If a change requires breaking these rules, write the reason in the commit body.


Testing conventions

  • TDD per the plan. Failing test first, then implementation.
  • L1 + L2 in CI (no GPU). The mode handlers are tested with a mocked pipeline — patches on preprocessors.run, upscale.realesrgan_2x, and direct injection of fake dits into pipe._zis_pool.model. We do NOT mock DiffSynth internals.
  • L3 GPU smoke is opt-in (pytest -m gpu). Lives in tests/test_smoke_gpu.py. Loads the real pipeline (~30 GB cache hit on a warm machine).
  • L4 HF Space smoke is manual.
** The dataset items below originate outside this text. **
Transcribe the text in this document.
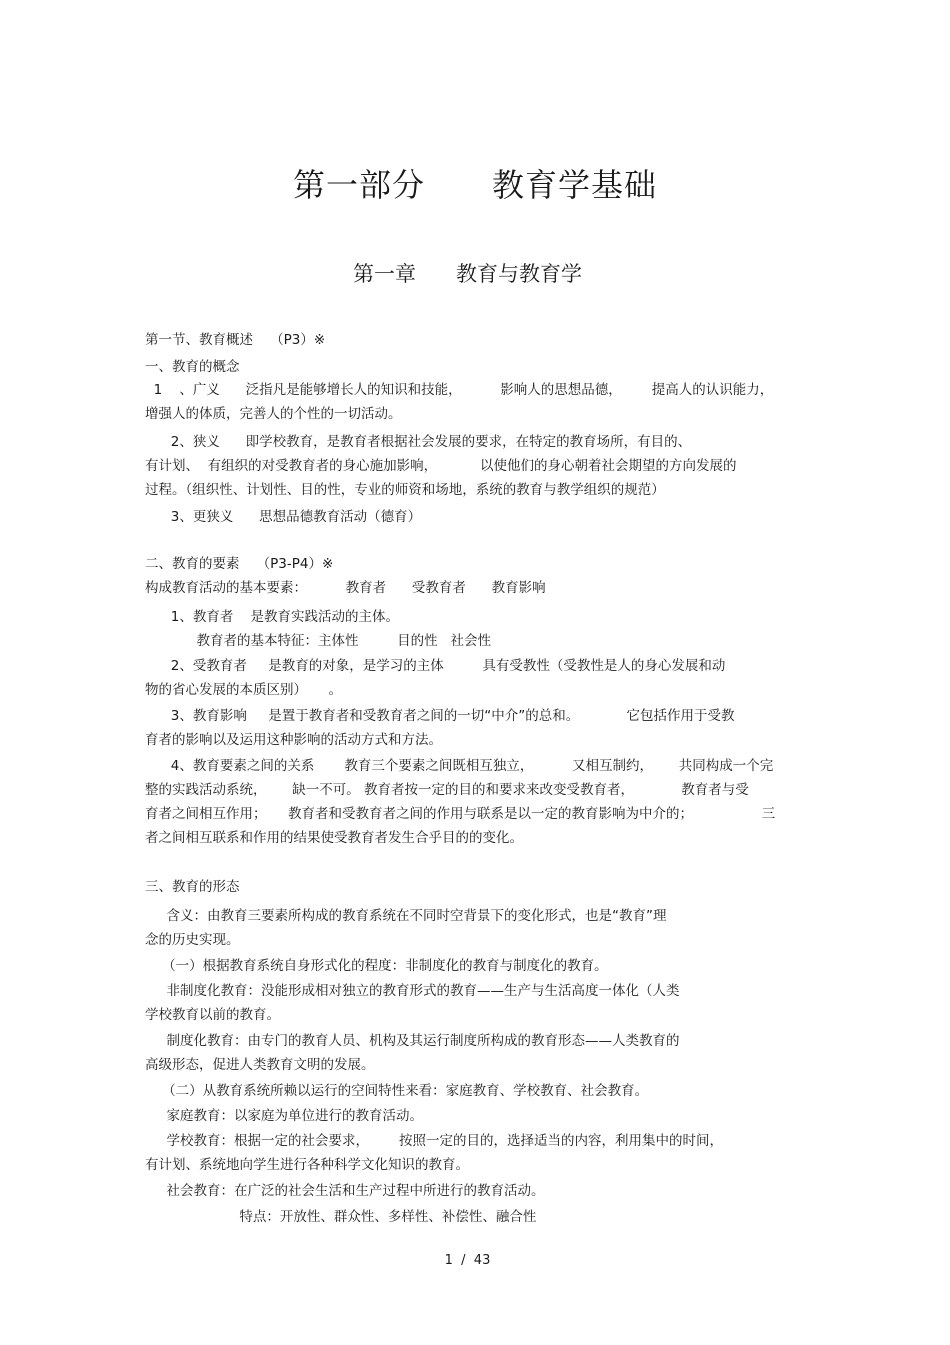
第一部分      教育学基础
第一章      教育与教育学
第一节、教育概述    （P3）※
一、教育的概念
1    、广义      泛指凡是能够增长人的知识和技能，         影响人的思想品德，       提高人的认识能力，
增强人的体质，完善人的个性的一切活动。
2、狭义      即学校教育，是教育者根据社会发展的要求，在特定的教育场所，有目的、
有计划、  有组织的对受教育者的身心施加影响，          以使他们的身心朝着社会期望的方向发展的
过程。（组织性、计划性、目的性，专业的师资和场地，系统的教育与教学组织的规范）
3、更狭义      思想品德教育活动（德育）
二、教育的要素    （P3-P4）※
构成教育活动的基本要素：         教育者      受教育者      教育影响
1、教育者    是教育实践活动的主体。
教育者的基本特征：主体性         目的性   社会性
2、受教育者     是教育的对象，是学习的主体         具有受教性（受教性是人的身心发展和动
物的省心发展的本质区别）     。
3、教育影响     是置于教育者和受教育者之间的一切“中介”的总和。           它包括作用于受教
育者的影响以及运用这种影响的活动方式和方法。
4、教育要素之间的关系       教育三个要素之间既相互独立，         又相互制约，      共同构成一个完
整的实践活动系统，      缺一不可。 教育者按一定的目的和要求来改变受教育者，           教育者与受
育者之间相互作用；     教育者和受教育者之间的作用与联系是以一定的教育影响为中介的；                三
者之间相互联系和作用的结果使受教育者发生合乎目的的变化。
三、教育的形态
含义：由教育三要素所构成的教育系统在不同时空背景下的变化形式，也是“教育”理
念的历史实现。
（一）根据教育系统自身形式化的程度：非制度化的教育与制度化的教育。
非制度化教育：没能形成相对独立的教育形式的教育——生产与生活高度一体化（人类
学校教育以前的教育。
制度化教育：由专门的教育人员、机构及其运行制度所构成的教育形态——人类教育的
高级形态，促进人类教育文明的发展。
（二）从教育系统所赖以运行的空间特性来看：家庭教育、学校教育、社会教育。
家庭教育：以家庭为单位进行的教育活动。
学校教育：根据一定的社会要求，       按照一定的目的，选择适当的内容，利用集中的时间，
有计划、系统地向学生进行各种科学文化知识的教育。
社会教育：在广泛的社会生活和生产过程中所进行的教育活动。
特点：开放性、群众性、多样性、补偿性、融合性
1  /  43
Push, wait, click each tab, verify the image renders.

pyproject.toml has addopts = -m 'not gpu' so the default pytest invocation skips GPU. Add the marker before any test that touches DiffSynth weights.


Out of scope (v1 cap — don't add without asking)

The spec lists these as deferred. If you find yourself "while I'm here"-ing into one of them, stop.

  • Multi-prompt queueing
  • Output history across sessions
  • Telemetry-driven duration estimator
  • Persistent storage add-on
  • Custom LoRA add/remove rows (single LoRA per tab is the cap)
  • LoRA on the Upscale refinement pass
  • ControlNet on Z-Image base
  • Z-Image-Edit and Z-Image-Omni-Base (intentionally placeholders linking to GitHub Model Zoo)
  • Display-font customization beyond Inter
  • Visual regression tests
  • Property-based / fuzz testing of generation params

If a feature you're adding requires one of these as a sub-step, ask the user before proceeding.


When you're not sure

  1. Read docs/superpowers/specs/2026-05-13-z-image-studio-design.md — that's the architectural source of truth.
  2. Read docs/superpowers/plans/2026-05-13-z-image-studio.md — the task-by-task breakdown.
  3. Read SKILLS.md — process rules, debugging patterns, deployment workflow.
  4. git log --oneline — every non-obvious decision has a fix-commit explaining the reasoning.
  5. Ask the user. A clarifying question costs the user ten seconds. A wrong implementation costs everyone an hour.